One of the many unknowns about Toyota's partnership with Tesla was whether it would result in a jointly produced car.

That won't be known for many months yet, but Toyota has already taken a first step: It's building Tesla's battery into a test car so it can compare the Silicon Valley startup's technology to its own lithium-ion pack.

Toyota president Akio Toyoda told journalists at a briefing today in Nagoya, Japan, that Toyota is building an electric vehicle with a Tesla battery pack.

The Japanese company's in-house lithium-ion pack uses fewer, larger-format cells than the 6,831 commodity cells (essentially like mobile-phone batteries) that Tesla uses in the battery pack fitted to its 2011 Tesla Roadster 2.5.

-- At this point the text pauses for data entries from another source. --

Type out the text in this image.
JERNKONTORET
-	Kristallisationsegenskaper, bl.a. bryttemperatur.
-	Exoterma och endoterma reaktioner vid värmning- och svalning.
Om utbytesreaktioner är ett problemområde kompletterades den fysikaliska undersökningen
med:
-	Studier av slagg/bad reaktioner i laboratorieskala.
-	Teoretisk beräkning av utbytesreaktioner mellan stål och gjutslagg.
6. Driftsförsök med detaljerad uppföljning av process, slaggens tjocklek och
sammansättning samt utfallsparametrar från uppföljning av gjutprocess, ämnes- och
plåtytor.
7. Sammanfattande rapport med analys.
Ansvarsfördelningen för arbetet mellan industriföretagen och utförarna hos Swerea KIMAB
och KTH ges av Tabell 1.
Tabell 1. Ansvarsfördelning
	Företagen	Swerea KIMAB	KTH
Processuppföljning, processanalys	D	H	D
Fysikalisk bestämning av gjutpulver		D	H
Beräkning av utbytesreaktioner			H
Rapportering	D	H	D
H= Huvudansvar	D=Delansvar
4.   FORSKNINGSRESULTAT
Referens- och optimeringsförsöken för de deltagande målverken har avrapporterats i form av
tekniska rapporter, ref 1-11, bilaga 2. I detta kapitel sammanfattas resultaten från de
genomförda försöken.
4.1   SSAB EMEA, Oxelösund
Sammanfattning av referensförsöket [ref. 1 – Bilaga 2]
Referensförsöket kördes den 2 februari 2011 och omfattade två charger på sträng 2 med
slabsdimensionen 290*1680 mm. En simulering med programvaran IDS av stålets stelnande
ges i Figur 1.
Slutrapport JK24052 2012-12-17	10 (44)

Toyota's cells are specifically designed for automotive use, but the company may feel it's a bit behind the curve in lithium-ion adoption.  The all-new 2010 Toyota Prius was meant to have a lithium-ion pack, rather than the carryover nickel-metal-hydride technology it's used since 1997.

But Toyota bet on the wrong battery chemistry, meaning it had to start from scratch. And now it clearly wants to see whether the very different Tesla Motors approach could be used in a lower-cost, higher-volume vehicle.

Most analysts have concluded that the Tesla approach is simply too complex to be cost-effective when scaled up for mass production. The basic message: It's fine for low volumes of $109,000 Roadsters, but too costly for Corollas.

As Autoblog Green notes, test vehicles like the one Toyota is now building--known as 'mules' for their sometimes unpredictable behavior--may never be seen by the public.

Instead, they may spent a short, hard life being pounded around a test track or running for hours on dynamometers to give test engineers all the data they can wring out, before the hapless car is finally dismantled or crushed.